Alternatif Kebijakan yang Lebih Inklusif
Sebagai solusi, pemerintah perlu mempertimbangkan kebijakan alternatif yang lebih inklusif yang tidak hanya fokus pada peningkatan penerimaan negara tetapi juga mengutamakan keadilan sosial. Salah satu langkah yang dapat dilakukan adalah memperkuat penerimaan dari pajak penghasilan dengan meningkatkan kepatuhan pajak melalui digitalisasi sistem perpajakan. Sistem ini akan mempermudah proses pelaporan dan pembayaran pajak, sekaligus meningkatkan transparansi dan efisiensi.
Selain itu, pemerintah dapat mengimplementasikan skema insentif untuk masyarakat berpenghasilan rendah, seperti pemberian subsidi atau bantuan langsung tunai yang ditargetkan secara tepat sasaran. Langkah ini bertujuan untuk memitigasi dampak kenaikan PPN terhadap daya beli kelompok masyarakat rentan. Misalnya, subsidi pada barang kebutuhan pokok dapat membantu mengurangi beban masyarakat sekaligus menjaga stabilitas ekonomi.

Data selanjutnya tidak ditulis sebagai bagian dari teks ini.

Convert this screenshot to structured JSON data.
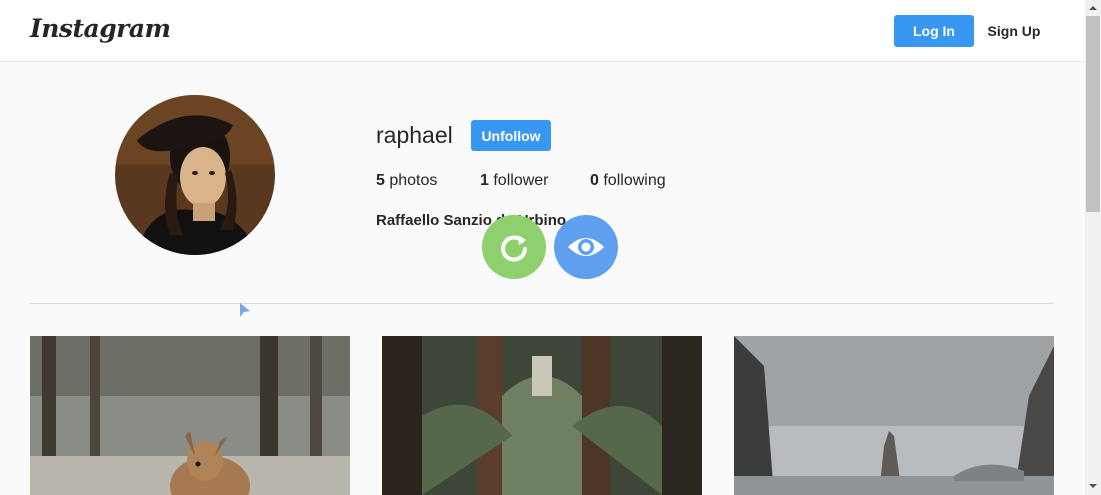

Lebih jauh, kebijakan reformasi pajak juga harus melibatkan dialog aktif dengan para pemangku kepentingan, termasuk masyarakat sipil dan pelaku usaha, untuk memastikan bahwa kebijakan yang diambil mencerminkan kebutuhan dan kondisi riil di lapangan. Dengan pendekatan yang lebih inklusif ini, pemerintah tidak hanya dapat meningkatkan penerimaan negara tetapi juga memperkuat kepercayaan masyarakat terhadap kebijakan fiskal.